Nickdel M B, Conigliaro P, Valesini G, Hutchison S, Benson R, Bundick R V, Leishman A J, McInnes I B, Brewer J M, Garside P
Centre for Biophotonics, Strathclyde Institute of Pharmacy and Biomedical Sciences, University of Strathclyde, Glasgow, UK.
Ann Rheum Dis. 2009 Jun;68(6):1059-66. doi: 10.1136/ard.2008.089300. Epub 2008 Jul 17.
The relative roles of innate immunity and antigen-specific T cells in rheumatoid arthritis remain controversial. Previous studies demonstrated that T-helper type 1 cells of irrelevant antigen specificity (ovalbumin) induced a transient arthritis in BALB/c mice, which recapitulates many of the pre-articular and articular features of human disease and is associated with the emergence of autoreactive T and B-cell responses to joint-specific antigens. However, the mechanisms underlying this phenomenon were unclear.
The aim of this study was to dissect the relative contribution of innate and heterologous antigen-specific pathways to the breach of self-tolerance and pathology observed in this model and how this may result from modified T and B-cell interactions.
To address this issue, experimental arthritis was elicited either by a non-specific inflammatory stimulus alone, by activation of T cells of an irrelevant specificity or a combination of both.
The non-specific inflammatory response generated by lipopolysaccharide led to articular inflammation and cartilage erosion, but did not break tolerance to joint-specific antigens. In contrast, local activation of T cells of an irrelevant specificity produced a similar pathological picture but, in addition, induced T-cell responses to unrelated joint-specific antigens with associated activation of autoreactive B cells. These effects could be further potentiated by the addition of lipopolysaccharide.

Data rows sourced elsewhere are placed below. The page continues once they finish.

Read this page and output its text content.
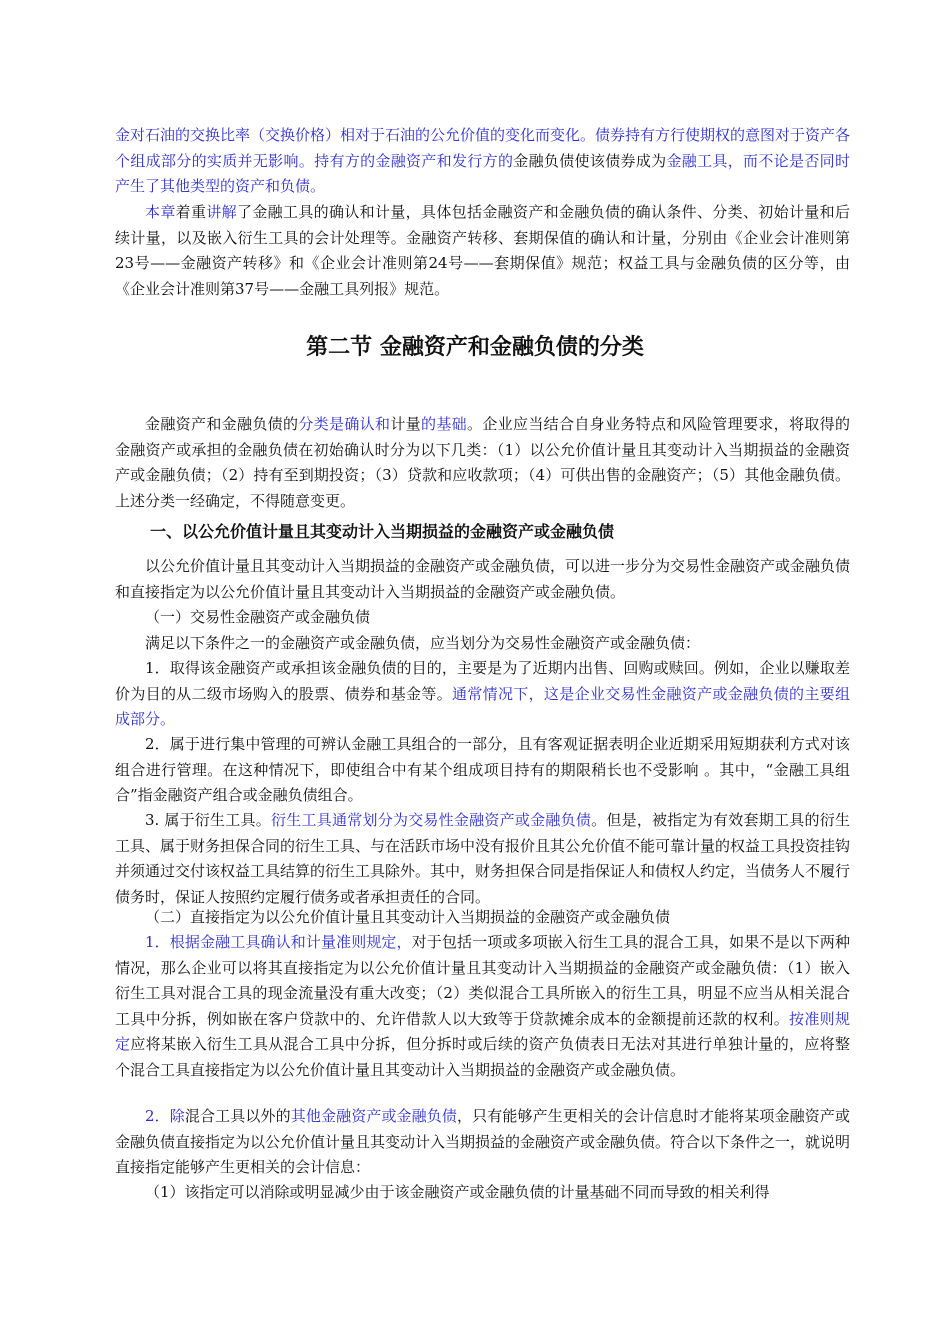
金对石油的交换比率（交换价格）相对于石油的公允价值的变化而变化。债券持有方行使期权的意图对于资产各个组成部分的实质并无影响。持有方的金融资产和发行方的金融负债使该债券成为金融工具，而不论是否同时产生了其他类型的资产和负债。

本章着重讲解了金融工具的确认和计量，具体包括金融资产和金融负债的确认条件、分类、初始计量和后续计量，以及嵌入衍生工具的会计处理等。金融资产转移、套期保值的确认和计量，分别由《企业会计准则第23号——金融资产转移》和《企业会计准则第24号——套期保值》规范；权益工具与金融负债的区分等，由《企业会计准则第37号——金融工具列报》规范。

第二节 金融资产和金融负债的分类

金融资产和金融负债的分类是确认和计量的基础。企业应当结合自身业务特点和风险管理要求，将取得的金融资产或承担的金融负债在初始确认时分为以下几类：（1）以公允价值计量且其变动计入当期损益的金融资产或金融负债；（2）持有至到期投资；（3）贷款和应收款项；（4）可供出售的金融资产；（5）其他金融负债。上述分类一经确定，不得随意变更。

一、以公允价值计量且其变动计入当期损益的金融资产或金融负债

以公允价值计量且其变动计入当期损益的金融资产或金融负债，可以进一步分为交易性金融资产或金融负债和直接指定为以公允价值计量且其变动计入当期损益的金融资产或金融负债。

（一）交易性金融资产或金融负债

满足以下条件之一的金融资产或金融负债，应当划分为交易性金融资产或金融负债：

1．取得该金融资产或承担该金融负债的目的，主要是为了近期内出售、回购或赎回。例如，企业以赚取差价为目的从二级市场购入的股票、债券和基金等。通常情况下，这是企业交易性金融资产或金融负债的主要组成部分。

2．属于进行集中管理的可辨认金融工具组合的一部分，且有客观证据表明企业近期采用短期获利方式对该组合进行管理。在这种情况下，即使组合中有某个组成项目持有的期限稍长也不受影响 。其中，“金融工具组合”指金融资产组合或金融负债组合。

3. 属于衍生工具。衍生工具通常划分为交易性金融资产或金融负债。但是，被指定为有效套期工具的衍生工具、属于财务担保合同的衍生工具、与在活跃市场中没有报价且其公允价值不能可靠计量的权益工具投资挂钩并须通过交付该权益工具结算的衍生工具除外。其中，财务担保合同是指保证人和债权人约定，当债务人不履行债务时，保证人按照约定履行债务或者承担责任的合同。

（二）直接指定为以公允价值计量且其变动计入当期损益的金融资产或金融负债

1．根据金融工具确认和计量准则规定，对于包括一项或多项嵌入衍生工具的混合工具，如果不是以下两种情况，那么企业可以将其直接指定为以公允价值计量且其变动计入当期损益的金融资产或金融负债：（1）嵌入衍生工具对混合工具的现金流量没有重大改变；（2）类似混合工具所嵌入的衍生工具，明显不应当从相关混合工具中分拆，例如嵌在客户贷款中的、允许借款人以大致等于贷款摊余成本的金额提前还款的权利。按准则规定应将某嵌入衍生工具从混合工具中分拆，但分拆时或后续的资产负债表日无法对其进行单独计量的，应将整个混合工具直接指定为以公允价值计量且其变动计入当期损益的金融资产或金融负债。

2．除混合工具以外的其他金融资产或金融负债，只有能够产生更相关的会计信息时才能将某项金融资产或金融负债直接指定为以公允价值计量且其变动计入当期损益的金融资产或金融负债。符合以下条件之一，就说明直接指定能够产生更相关的会计信息：

（1）该指定可以消除或明显减少由于该金融资产或金融负债的计量基础不同而导致的相关利得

These data demonstrate that non-specific inflammation alone is insufficient to breach self-tolerance. In contrast, T cells of an irrelevant specificity, when triggered locally in an antigen-specific manner, can breach self-tolerance leading to arthritis and autoantibody production, which can then be amplified in a non-specific manner.

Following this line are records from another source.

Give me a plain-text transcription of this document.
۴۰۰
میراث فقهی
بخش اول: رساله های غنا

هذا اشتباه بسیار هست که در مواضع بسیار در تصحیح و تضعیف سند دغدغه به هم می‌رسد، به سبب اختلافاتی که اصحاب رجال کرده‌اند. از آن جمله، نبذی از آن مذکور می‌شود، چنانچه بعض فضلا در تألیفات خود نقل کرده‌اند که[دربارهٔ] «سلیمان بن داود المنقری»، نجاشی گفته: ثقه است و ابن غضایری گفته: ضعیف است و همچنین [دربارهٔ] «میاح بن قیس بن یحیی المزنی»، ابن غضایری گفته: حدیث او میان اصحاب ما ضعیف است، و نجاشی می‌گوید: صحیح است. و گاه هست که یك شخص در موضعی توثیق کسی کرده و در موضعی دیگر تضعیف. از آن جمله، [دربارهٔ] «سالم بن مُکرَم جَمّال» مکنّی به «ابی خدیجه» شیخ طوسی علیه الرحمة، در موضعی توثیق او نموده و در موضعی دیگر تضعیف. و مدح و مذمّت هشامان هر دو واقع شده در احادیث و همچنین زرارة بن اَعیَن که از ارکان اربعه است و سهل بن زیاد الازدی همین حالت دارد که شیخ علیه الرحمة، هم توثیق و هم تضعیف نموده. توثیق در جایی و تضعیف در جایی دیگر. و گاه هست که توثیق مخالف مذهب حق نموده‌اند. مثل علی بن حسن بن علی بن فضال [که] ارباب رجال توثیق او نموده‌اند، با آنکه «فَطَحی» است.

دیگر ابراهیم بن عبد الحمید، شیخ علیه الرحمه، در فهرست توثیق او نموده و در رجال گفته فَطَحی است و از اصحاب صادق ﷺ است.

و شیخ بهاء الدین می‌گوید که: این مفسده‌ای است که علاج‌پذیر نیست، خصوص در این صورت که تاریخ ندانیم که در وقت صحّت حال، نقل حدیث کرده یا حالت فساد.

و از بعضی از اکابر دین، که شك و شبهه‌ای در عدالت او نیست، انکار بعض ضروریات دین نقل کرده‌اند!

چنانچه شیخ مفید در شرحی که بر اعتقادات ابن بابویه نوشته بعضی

在类风湿性关节炎中,固有免疫和抗原特异性T细胞的相对作用仍存在争议。先前的研究表明,具有无关抗原特异性(卵清蛋白)的辅助性T1细胞可在BALB/c小鼠中诱发短暂性关节炎,该关节炎概括了人类疾病的许多关节前和关节特征,并与针对关节特异性抗原的自身反应性T细胞和B细胞反应的出现有关。然而,这一现象背后的机制尚不清楚。
本研究旨在剖析固有和异源抗原特异性途径对该模型中观察到的自身耐受性破坏和病理变化的相对贡献,以及这可能如何由T细胞和B细胞相互作用的改变导致。

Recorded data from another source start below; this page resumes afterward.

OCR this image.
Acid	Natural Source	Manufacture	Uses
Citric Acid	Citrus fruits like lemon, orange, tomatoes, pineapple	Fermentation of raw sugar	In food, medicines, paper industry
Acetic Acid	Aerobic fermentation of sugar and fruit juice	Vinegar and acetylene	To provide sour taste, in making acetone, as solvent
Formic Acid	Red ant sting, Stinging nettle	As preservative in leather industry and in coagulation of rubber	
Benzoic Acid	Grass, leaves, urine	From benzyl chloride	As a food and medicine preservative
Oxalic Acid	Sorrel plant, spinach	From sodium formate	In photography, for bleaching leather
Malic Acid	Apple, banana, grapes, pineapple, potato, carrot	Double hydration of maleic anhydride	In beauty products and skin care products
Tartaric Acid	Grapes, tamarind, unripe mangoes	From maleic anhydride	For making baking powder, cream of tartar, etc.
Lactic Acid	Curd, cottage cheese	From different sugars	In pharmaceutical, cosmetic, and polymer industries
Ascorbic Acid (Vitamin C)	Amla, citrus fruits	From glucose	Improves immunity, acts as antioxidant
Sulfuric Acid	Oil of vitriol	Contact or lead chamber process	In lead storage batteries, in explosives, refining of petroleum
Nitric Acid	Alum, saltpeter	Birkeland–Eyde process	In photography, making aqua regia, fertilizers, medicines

为解决此问题,通过单独的非特异性炎症刺激、激活无关特异性的T细胞或两者结合来诱发实验性关节炎。
脂多糖产生的非特异性炎症反应导致关节炎症和软骨侵蚀,但未破坏对关节特异性抗原的耐受性。相比之下,激活具有无关特异性的T细胞产生了类似的病理表现,但此外,还诱导了对无关关节特异性抗原的T细胞反应以及自身反应性B细胞的相关激活。添加脂多糖可进一步增强这些效应。
这些数据表明,单独的非特异性炎症不足以破坏自身耐受性。相比之下,具有无关特异性的T细胞在局部以抗原特异性方式被触发时,可破坏自身耐受性,导致关节炎和自身抗体产生,然后可通过非特异性方式放大。